In this article, we'll be exploring a specific upgrade to one of the most common pieces of technology used today, computer systems. Their replacement? Quantum computers.
MIT and Google, in partnership, have introduced a method that strongly suggests the higher efficiency of quantum computing in comparison to the computational capabilities of traditional computers. The main aim of the research partnership was to analyze complex computations that have been accurately verified by quantum chips when comparing them to classical computers.
Developing a Protocol to Verify Quantum Chip Efficiency
The computations in the research study were conducted through quantum chips using quantum bits (known as “qubits). The classical binary bits of 0 or 1 were represented by quantum chips called the “quantum superposition” of both states. In that way, quantum chips were found capable of solving problems that are considered impossible for traditional computer systems.
The MIT and Google researchers also demonstrated a protocol that validated if a NISQ chip (Noisy Intermediate Scale Quantum), also developed by their team, has performed all the required quantum operations. They validated the performance of the protocol with a complex quantum problem that was running on a custom quantum photonic chip. Jacqueus Carolan from the Department of Electrical Engineering and Computer Science (EECS) and the Research Laboratory of Electronics (RLE) shared, “Our technique provides an important tool for verifying a broad class of quantum systems. Because if I invest billions of dollars to build a quantum chip, it sure better do something interesting.”
A custom system developed by MIT and Google researchers to validate methods for verifying quantum chips. Image Credit: Mihika Prabhu via MIT.
Research Methods
The method developed by the researchers used the following two techniques:
Divide and Conquer
The researchers used the “divide and conquer” approach in one of two techniques for the experiment. The “Divide and Conquer” approach is present at the core of their new protocol known as “variational quantum unsampling”.
The "Divide and Conquer" technique involves breaking down the output quantum state into chunks. They unscrambled it layer by layer instead of processing the entire thing in one shot. The inspiration behind this technique originated from neutral neural networks. Neural networks are known to solve problems by using multiple computation layers. Therefore, the research team developed a novel protocol called “quantum neural network – QNN”.
Each layer of QNN represented a set of quantum operations. This took less time when compared to the task of processing at one time. This approach caused the breakdown of problems into sub-slots and it ultimately helped the researchers solve complex problems more efficiently.
Under this approach, traditional techniques of silicon fabrication were used for developing a 2-by-5-milimeter NISQ chip with more than 170 control parameters. In an effort to manipulation the photon path, adjustable circuit components were used. An external component injected into the chip was also used for the generation of photons’ pairs at specific wavelengths. Photons change their path creating an interference with each other by means of chip’s phase shifters. Through this processing, a random quantum output state is produced, which is a representation of what will happen during computation. An array of photodetector sensors connected externally was used for the output measurement.
Output Processing: Using the Divide and Conquer Approach
The obtained output was sent to the QNN i.e. quantum neural network. The complex optimization techniques were therefore used to separate the noisy output. These techniques pointed out the single photon’s signature present among scrambled ones. After this step, the unscrambling step comes in. It identifies the single photon from a group and validates the circuit operations that will return it back to its known input state.

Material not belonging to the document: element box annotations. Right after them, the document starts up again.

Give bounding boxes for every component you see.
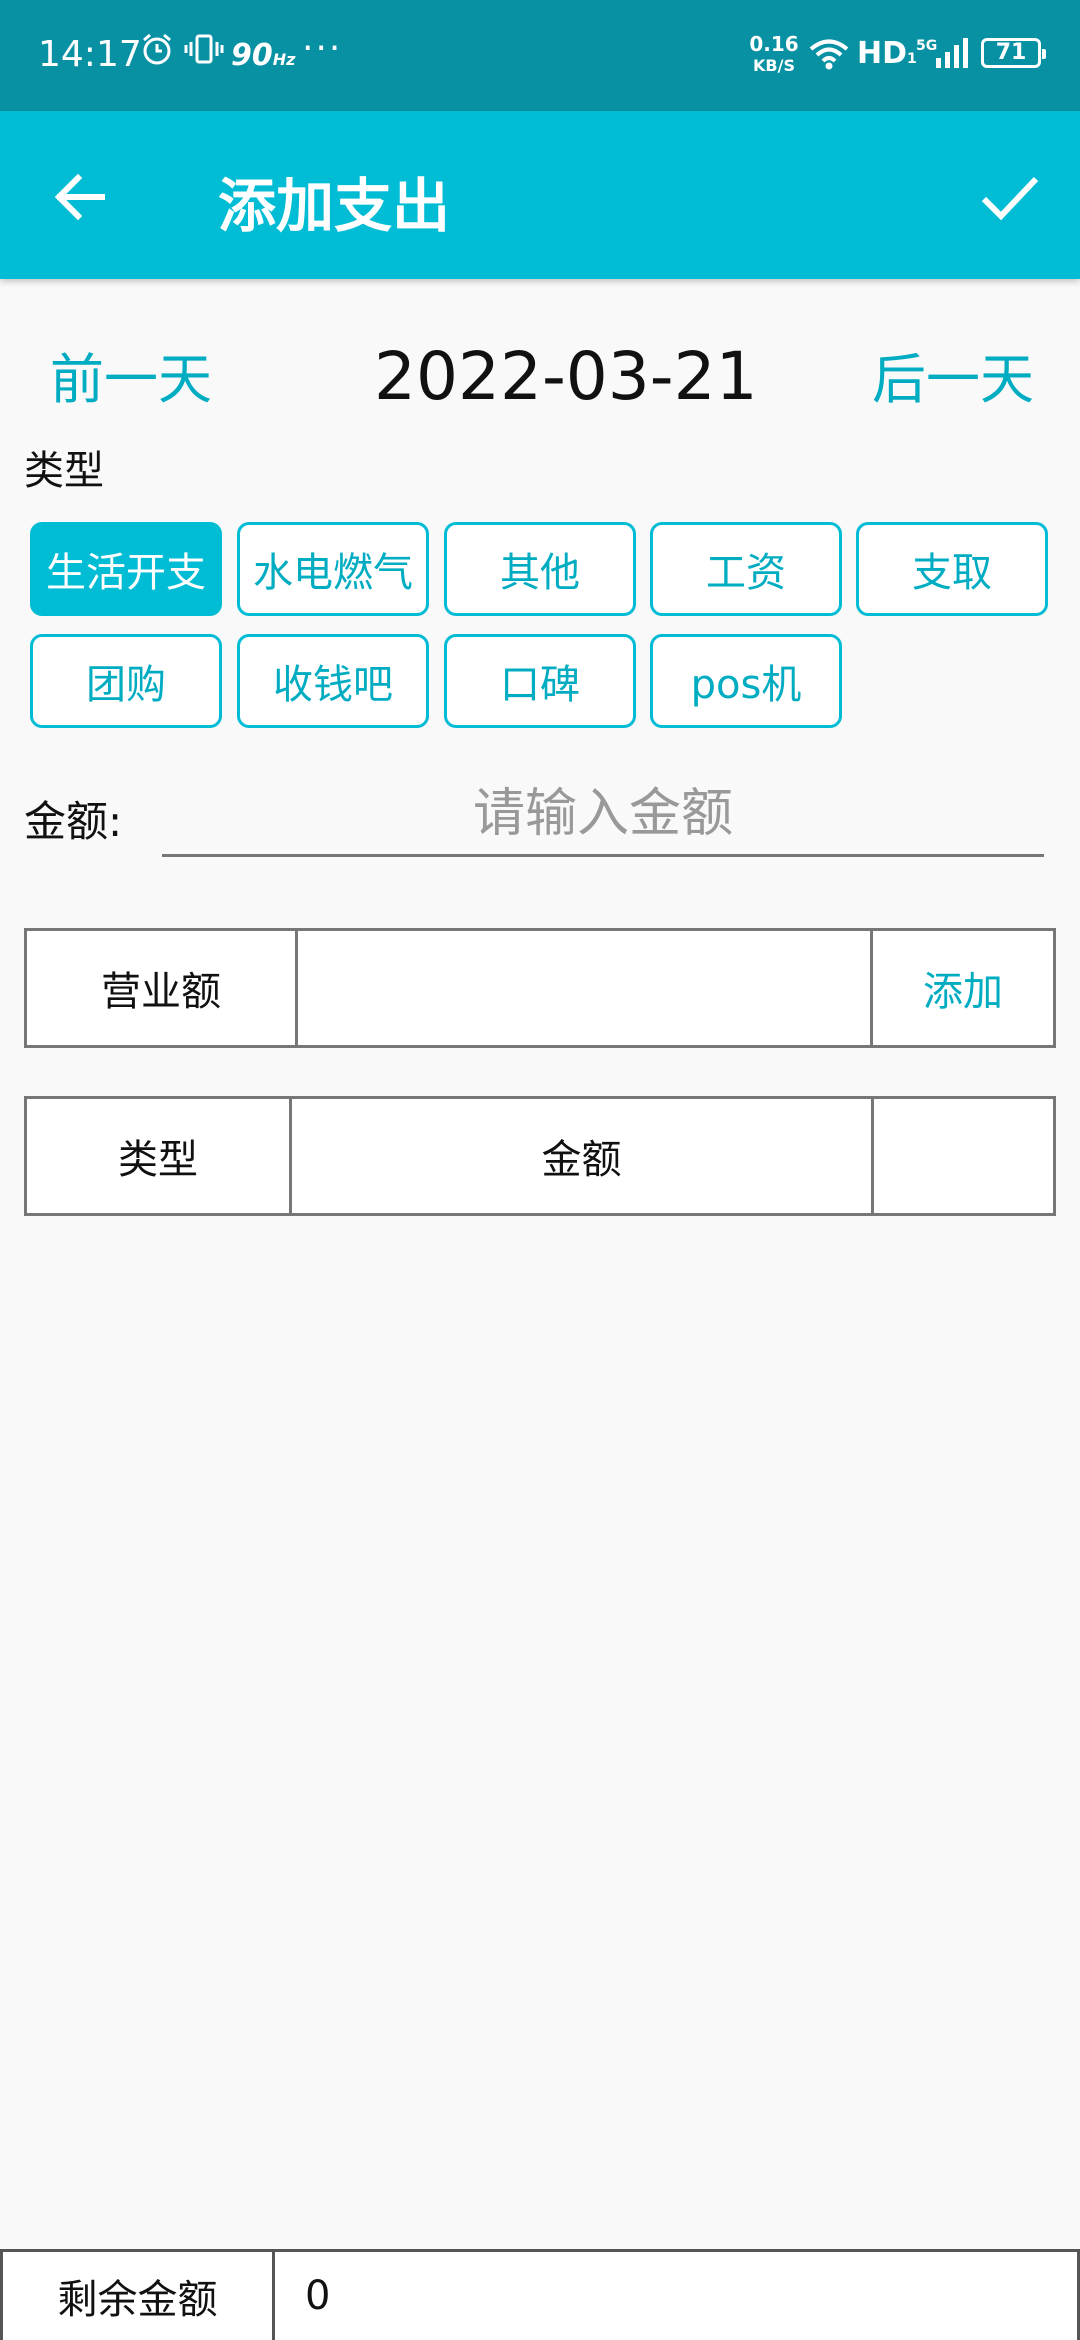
type-label: 类型: [24, 448, 104, 494]
column-header-action: [874, 1099, 1053, 1213]
alarm-icon: [140, 32, 174, 72]
more-notifications-icon: ···: [302, 28, 343, 69]
refresh-rate: 90Hz: [231, 38, 296, 73]
expense-table-header: 类型 金额: [24, 1096, 1056, 1216]
type-chip-koubei[interactable]: 口碑: [444, 634, 636, 728]
revenue-input[interactable]: [298, 931, 870, 1045]
type-chip-pos[interactable]: pos机: [650, 634, 842, 728]
remaining-amount-bar: 剩余金额 0: [0, 2249, 1080, 2340]
app-bar: 添加支出: [0, 111, 1080, 279]
remaining-amount-label: 剩余金额: [3, 2252, 275, 2340]
wifi-icon: [808, 38, 850, 74]
column-header-type: 类型: [27, 1099, 292, 1213]
add-revenue-button[interactable]: 添加: [873, 931, 1053, 1045]
signal-icon: [935, 38, 969, 72]
type-chip-shouqianba[interactable]: 收钱吧: [237, 634, 429, 728]
prev-day-button[interactable]: 前一天: [50, 335, 212, 414]
back-button[interactable]: [50, 167, 110, 227]
revenue-label: 营业额: [27, 931, 298, 1045]
remaining-amount-value: 0: [305, 2273, 331, 2319]
vibrate-icon: [184, 32, 224, 72]
next-day-button[interactable]: 后一天: [872, 335, 1034, 414]
arrow-left-icon: [54, 173, 105, 221]
battery-icon: 71: [981, 38, 1046, 68]
check-icon: [981, 176, 1039, 221]
column-header-amount: 金额: [292, 1099, 874, 1213]
page-title: 添加支出: [218, 172, 451, 240]
current-date[interactable]: 2022-03-21: [374, 338, 758, 415]
confirm-button[interactable]: [978, 167, 1042, 227]
type-chip-withdraw[interactable]: 支取: [856, 522, 1048, 616]
revenue-input-cell: [298, 931, 873, 1045]
type-chip-other[interactable]: 其他: [444, 522, 636, 616]
type-chip-utilities[interactable]: 水电燃气: [237, 522, 429, 616]
type-chip-salary[interactable]: 工资: [650, 522, 842, 616]
type-chip-living[interactable]: 生活开支: [30, 522, 222, 616]
hd-indicator: HD1: [857, 36, 917, 71]
amount-label: 金额:: [24, 797, 123, 846]
amount-input[interactable]: [162, 773, 1044, 857]
status-time: 14:17: [38, 34, 142, 75]
revenue-row: 营业额 添加: [24, 928, 1056, 1048]
network-speed: 0.16 KB/S: [749, 32, 799, 76]
status-bar: 14:17 90Hz ··· 0.16 KB/S HD1 5G 71: [0, 0, 1080, 111]
type-chip-groupbuy[interactable]: 团购: [30, 634, 222, 728]
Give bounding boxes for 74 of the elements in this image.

This is how operations matching took place on all the subsequent layers that were at the base of computation.
Boson “unsampling”
The second technique used by the researchers was “boson sampling”. This approach generally applied to photonic chips. This technique involved optical components and phase shifters that were used for manipulating a set of input photons into a different quantum of output photons superposition. The main objective behind this task was a probability calculation stating a certain input state was going to match to a certain output state.
Google's 'Sycamore' quantum processor that associated them with 'quantum supremacy'. Image Credit: Erik Lucero.
Existing Problems with Classical Computation
Fullscale quantum computers actually need millions of qubits and so far, that isn't feasible. Keeping this problem in mind, researchers started working on the development of “Noisy Intermediate Scale Quantum (NISQ)” chips that comprise of about 50 to 100 qubits.
Though, it isn't an entirely efficient strategy, it's just enough to demonstrate “quantum advantage”. This implies that NISQ chips can actually solve algorithms that traditional computers are incapable of solving. The two approaches used by the researchers were computing samples, it is impossible for a traditional computer to compute them. This is mainly due to the reason that photons show unpredictable behavior photons. Therefore, the use of NISQ chips has suggested that their computation is quick and efficient.
Applying the Quantum Verification Method to "Physical World" Problems
Hopes for the future potential of the research is to contribute to the ongoing effort of making the quantum verification process as quick and efficient as possible. The research team also hoped that the findings would apply to other problems in the physical world.
The new methods demonstrated by MIT and Google were dedicated to verifying the fact that quantum chips can deliver efficient performance and accurate computation. They succeeded in demonstrating that a quantum system could perform complex operations that traditional computers weren't capable of.